Welcome! This is my first blog post of many that I plan to write on each AWS service or solution that I have built a demo or prototype with recently. For this post I’ll follow a format where I detail the problem that needed to be solved, then compare the solution features and capabilities to determine whether the proposed solution is fit for purpose, go through the implementation steps and finally discuss possible extensions I can plug-in. Happy reading!

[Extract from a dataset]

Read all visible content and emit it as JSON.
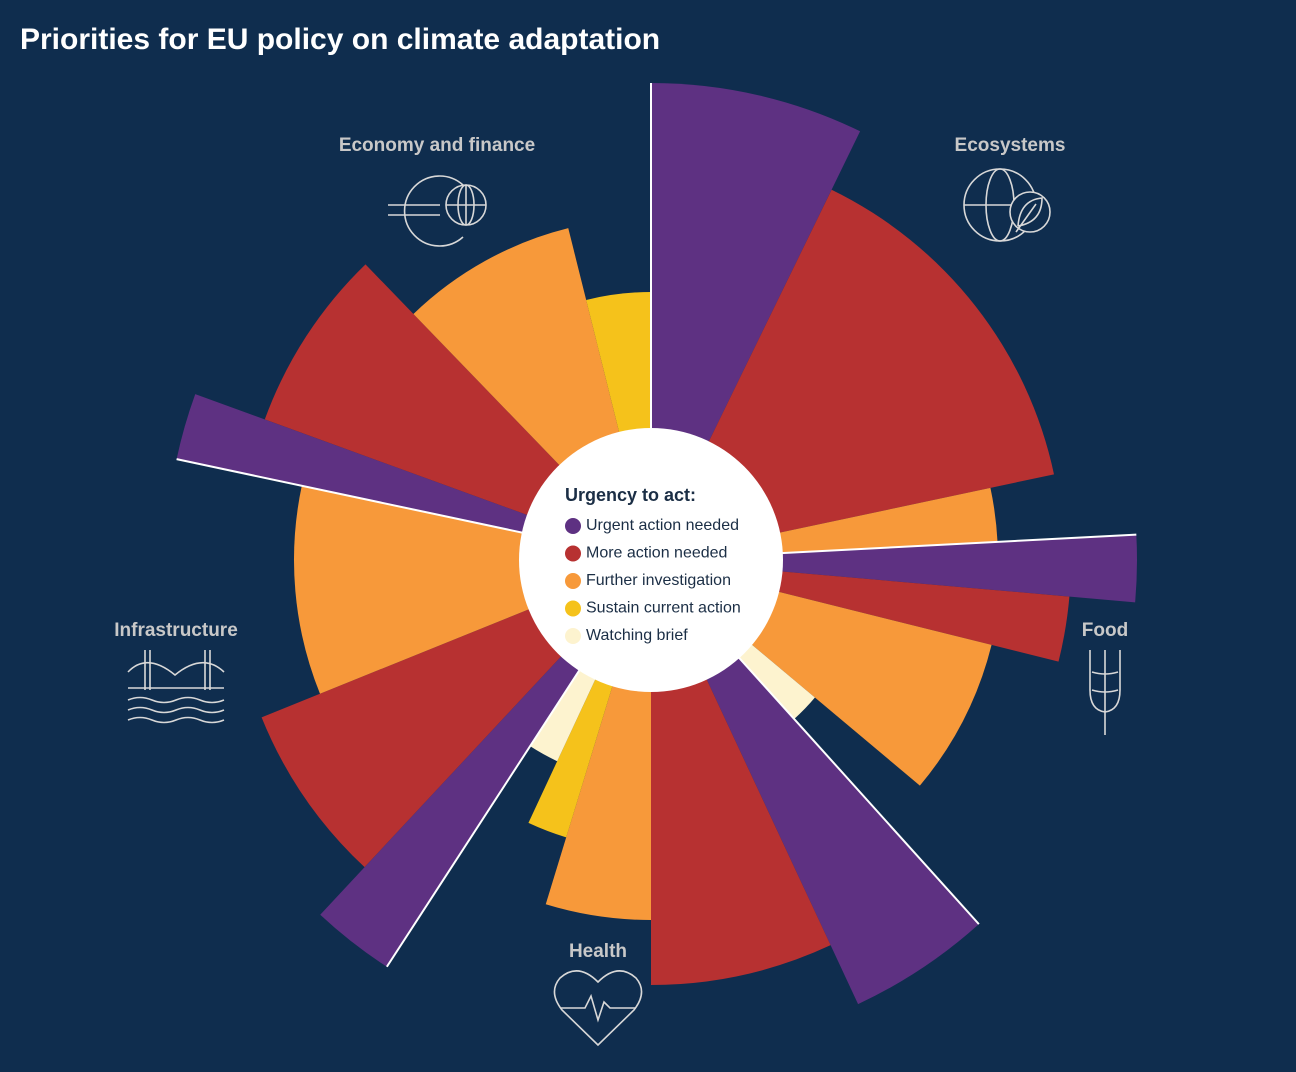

The problem statement! What if you had multiple source systems generating large volumes of logging data. Other source systems generating data in formats ranging from json to unstructured text. Some of this data was then summarized and loaded onto relational data marts, some of it stored on Elasticsearch and visualized through Kibana dashboards. Some of the data was residing inside transactional relational databases. Multiple consumers wanting to perform data analysis had to pull down the subsets of data they wanted from each source, consolidate it and then perform their analysis using their analysis tools of choice. All of this was mostly ad-hoc and time consuming and my challenge was to build a data consolidation solution that addressed this pain point. I needed to have something I could demonstrate to “data consumers” very quickly.
The light bulb moment! Reading though this problem statement it occurred to me that the Serverless Data Lake solution from AWS had a very good fit for this particular use case.

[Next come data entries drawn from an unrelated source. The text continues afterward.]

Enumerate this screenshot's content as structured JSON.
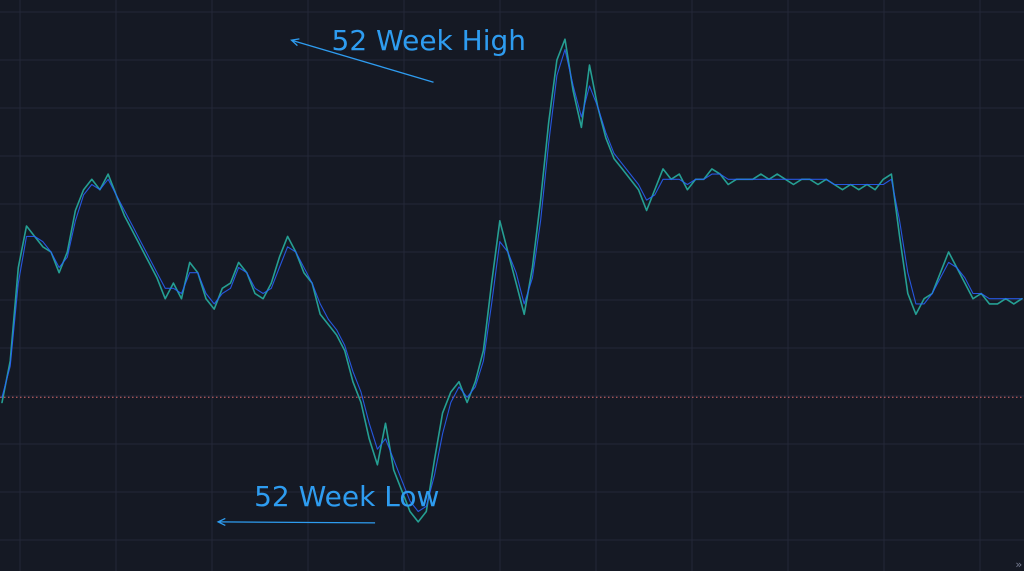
{
  "chart_data": {
    "type": "line",
    "title": "",
    "xlabel": "",
    "ylabel": "",
    "grid": true,
    "theme": "dark",
    "ylim": [
      0,
      100
    ],
    "x": [
      0,
      2,
      4,
      6,
      8,
      10,
      12,
      14,
      16,
      18,
      20,
      22,
      24,
      26,
      28,
      30,
      32,
      34,
      36,
      38,
      40,
      42,
      44,
      46,
      48,
      50,
      52,
      54,
      56,
      58,
      60,
      62,
      64,
      66,
      68,
      70,
      72,
      74,
      76,
      78,
      80,
      82,
      84,
      86,
      88,
      90,
      92,
      94,
      96,
      98,
      100,
      102,
      104,
      106,
      108,
      110,
      112,
      114,
      116,
      118,
      120,
      122,
      124,
      126,
      128,
      130,
      132,
      134,
      136,
      138,
      140,
      142,
      144,
      146,
      148,
      150,
      152,
      154,
      156,
      158,
      160,
      162,
      164,
      166,
      168,
      170,
      172,
      174,
      176,
      178,
      180,
      182,
      184,
      186,
      188,
      190,
      192,
      194,
      196,
      198,
      200,
      202,
      204,
      206,
      208,
      210,
      212,
      214,
      216,
      218,
      220,
      222,
      224,
      226,
      228,
      230,
      232,
      234,
      236,
      238,
      240,
      242,
      244,
      246,
      248,
      250
    ],
    "series": [
      {
        "color": "#26a69a",
        "values": [
          29,
          37,
          55,
          63,
          61,
          59,
          58,
          54,
          58,
          66,
          70,
          72,
          70,
          73,
          69,
          65,
          62,
          59,
          56,
          53,
          49,
          52,
          49,
          56,
          54,
          49,
          47,
          51,
          52,
          56,
          54,
          50,
          49,
          52,
          57,
          61,
          58,
          54,
          52,
          46,
          44,
          42,
          39,
          33,
          29,
          22,
          17,
          25,
          16,
          12,
          8,
          6,
          8,
          18,
          27,
          31,
          33,
          29,
          33,
          39,
          52,
          64,
          58,
          52,
          46,
          55,
          68,
          83,
          95,
          99,
          89,
          82,
          94,
          86,
          80,
          76,
          74,
          72,
          70,
          66,
          70,
          74,
          72,
          73,
          70,
          72,
          72,
          74,
          73,
          71,
          72,
          72,
          72,
          73,
          72,
          73,
          72,
          71,
          72,
          72,
          71,
          72,
          71,
          70,
          71,
          70,
          71,
          70,
          72,
          73,
          61,
          50,
          46,
          49,
          50,
          54,
          58,
          55,
          52,
          49,
          50,
          48,
          48,
          49,
          48,
          49
        ]
      },
      {
        "color": "#2962ff",
        "values": [
          30,
          36,
          52,
          61,
          61,
          60,
          58,
          55,
          57,
          64,
          69,
          71,
          70,
          72,
          69,
          66,
          63,
          60,
          57,
          54,
          51,
          51,
          50,
          54,
          54,
          50,
          48,
          50,
          51,
          55,
          54,
          51,
          50,
          51,
          55,
          59,
          58,
          55,
          52,
          48,
          45,
          43,
          40,
          35,
          31,
          25,
          20,
          22,
          18,
          14,
          10,
          8,
          9,
          15,
          23,
          29,
          32,
          30,
          32,
          37,
          48,
          60,
          58,
          54,
          48,
          53,
          64,
          79,
          92,
          97,
          90,
          84,
          90,
          86,
          81,
          77,
          75,
          73,
          71,
          68,
          69,
          72,
          72,
          72,
          71,
          72,
          72,
          73,
          73,
          72,
          72,
          72,
          72,
          72,
          72,
          72,
          72,
          72,
          72,
          72,
          72,
          72,
          71,
          71,
          71,
          71,
          71,
          71,
          71,
          72,
          64,
          54,
          48,
          48,
          50,
          53,
          56,
          55,
          53,
          50,
          50,
          49,
          49,
          49,
          49,
          49
        ]
      }
    ],
    "reference_line": {
      "y": 30,
      "color": "#d96a6a",
      "style": "dotted"
    },
    "annotations": [
      {
        "text": "52 Week High",
        "x": 69,
        "y": 99,
        "color": "#2e9cf0"
      },
      {
        "text": "52 Week Low",
        "x": 51,
        "y": 6,
        "color": "#2e9cf0"
      }
    ]
  },
  "ui": {
    "scroll_hint": "»"
  }
}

This solution has been built using some key features of the AWS platform that makes it a truly differentiated solution. Here are some of those features …

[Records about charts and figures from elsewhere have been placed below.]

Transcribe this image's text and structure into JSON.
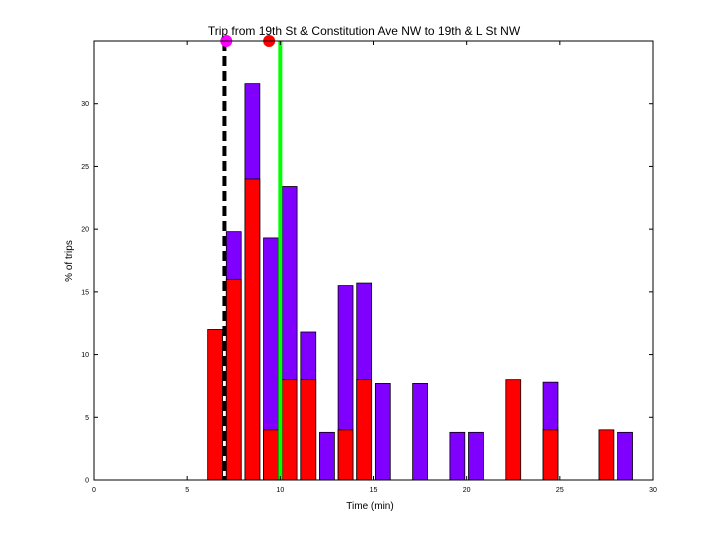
{
  "chart_data": {
    "type": "bar",
    "title": "Trip from 19th St & Constitution Ave NW to 19th & L St NW",
    "xlabel": "Time (min)",
    "ylabel": "% of trips",
    "xlim": [
      0,
      30
    ],
    "ylim": [
      0,
      35
    ],
    "xticks": [
      "0",
      "5",
      "10",
      "15",
      "20",
      "25",
      "30"
    ],
    "yticks": [
      "0",
      "5",
      "10",
      "15",
      "20",
      "25",
      "30"
    ],
    "grid": false,
    "colors": {
      "red_series": "#ff0000",
      "purple_series": "#8000ff",
      "green_line": "#00ff00",
      "black_dashed_line": "#000000",
      "magenta_marker": "#ff00ff",
      "red_marker": "#ff0000"
    },
    "red_bars": [
      {
        "x": 6.5,
        "value": 12
      },
      {
        "x": 7.5,
        "value": 16
      },
      {
        "x": 8.5,
        "value": 24
      },
      {
        "x": 9.5,
        "value": 4
      },
      {
        "x": 10.5,
        "value": 8
      },
      {
        "x": 11.5,
        "value": 8
      },
      {
        "x": 13.5,
        "value": 4
      },
      {
        "x": 14.5,
        "value": 8
      },
      {
        "x": 22.5,
        "value": 8
      },
      {
        "x": 24.5,
        "value": 4
      },
      {
        "x": 27.5,
        "value": 4
      }
    ],
    "purple_bars": [
      {
        "x": 7.5,
        "value": 19.8
      },
      {
        "x": 8.5,
        "value": 31.6
      },
      {
        "x": 9.5,
        "value": 19.3
      },
      {
        "x": 10.5,
        "value": 23.4
      },
      {
        "x": 11.5,
        "value": 11.8
      },
      {
        "x": 12.5,
        "value": 3.8
      },
      {
        "x": 13.5,
        "value": 15.5
      },
      {
        "x": 14.5,
        "value": 15.7
      },
      {
        "x": 15.5,
        "value": 7.7
      },
      {
        "x": 17.5,
        "value": 7.7
      },
      {
        "x": 19.5,
        "value": 3.8
      },
      {
        "x": 20.5,
        "value": 3.8
      },
      {
        "x": 24.5,
        "value": 7.8
      },
      {
        "x": 28.5,
        "value": 3.8
      }
    ],
    "vertical_lines": [
      {
        "x": 7.0,
        "style": "dashed",
        "color": "#000000"
      },
      {
        "x": 10.0,
        "style": "solid",
        "color": "#00ff00"
      }
    ],
    "markers": [
      {
        "x": 7.1,
        "y": 35,
        "color": "#ff00ff"
      },
      {
        "x": 9.4,
        "y": 35,
        "color": "#ff0000"
      }
    ]
  }
}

Decouples compute from storage when storing vast amounts of enterprise data.
If you think about it, in the traditional data warehouse model, you do not have this freedom. The acquisition and operating costs to store what is effectively at rest data and execute on demand compute intensive analysis tasks on a subset of that data is quite significant. Not only that, more often than not, that data was transformed or even summarized prior to ingestion to suit use cases required at a given point in time. This meant the ability to possibly gain other insights from the raw data was permanently lost. The costs associated with retaining large volumes of raw data were quite prohibitive. The moment you decouple storage from compute, you can actually do this as you have the ability to use a low cost highly durable object storage platform like S3.
Has the capability to be the single datastore for structured and unstructured data.
Uses S3 encryption capability to implement compliance requirements.
Ability to use widely available compression formats for data storage to optimize storage as well as query costs. i.e from Redshift Spectrum, Athena
Uses S3 lifecycle functionality to implement data retention policies.
Ability to checkout data subsets on demand for analysis based on organizational data entitlement policies.
Once checked out, gives data consumers the freedom to use the most optimal and appropriate tool for a given computational task.
All of this really made me think this was a good fit for my use case.
On to it! The first step in the implementation was to type a few self explanatory stack input parameters …
… and about 30 minutes later “I’ve got mail”! The url and administrator login details for the Data Lake console arrives in my inbox. Yes, you do get access to a web console that you can then extend functionality should you want to. There is a command line interface (cli) too. For the demo I’m going to use the web console. Here’s a screen grab of the landing page on the web console once you get past the login dialog.
Something to note is that there are absolutely no servers to manage on this solution stack. Each building block of this solution uses AWS managed services. To name a few Lambda, API Gateway, Cognito for data entitlement management, S3 to host the website for the console, DynamoDB and Elasticsearch for data cataloging. You get all of this with the base build including access to the Kibana dashboard for the catalog.
The next step is to create a data package. I’m not going to detail each step I went through in this blog post, but suffice to say within a few minutes I had loaded and cataloged the publicly available IRS demo data set. Here’s a screen grab of my example data set …
… instantly indexed and available for search. If you are with me so far, the key to successfully implementing this solution is the tagging of the data that is being ingested. The tags in blue are example global tags I set up as the Data Lake Administrator and the rest are dataset specific tags. Hence my example below to intentionally use a timestamp and a “somevalue” in my search string.
So far I ingested some data, searched for it and got a hit. I’m going to now checkout the dataset that matched my search criteria by generating signed S3 urls that would be valid for a limited time. A point to note is that in this example, I’m the Data Lake Administrator and I have not set up any entitlements so I have the ability to search and checkout any data set for my analysis.
This makes me think! … what I find most interesting are the opportunities for extending this baseline solution. I could use the Database Migration Service (DMS) to migrate some of the on-premise transactional data to S3. I wouldn’t need to pull across everything in one go, I could just start with the data sets that do not currently make up the working data set. I could also set up a small Redshift instance that uses Redshift Spectrum functionality to query this data from S3. Current or new BI workloads could then be driven from that Redshift instance. Lambda and API Gateway capability could be used to build secure APIs to share and publish some data sets as required. And last but not least, these data sets could be used for training and evaluating machine learning models as well as generating machine learning predictions. There’s really a lot that can be done depending on the evolving requirements of the data consumers.
What I’m planning on next! … is to experiment with the bundled command line interface and the Database Migration Service. I want to see how that can be used to integrate with the source data systems to create data ingestion pipelines.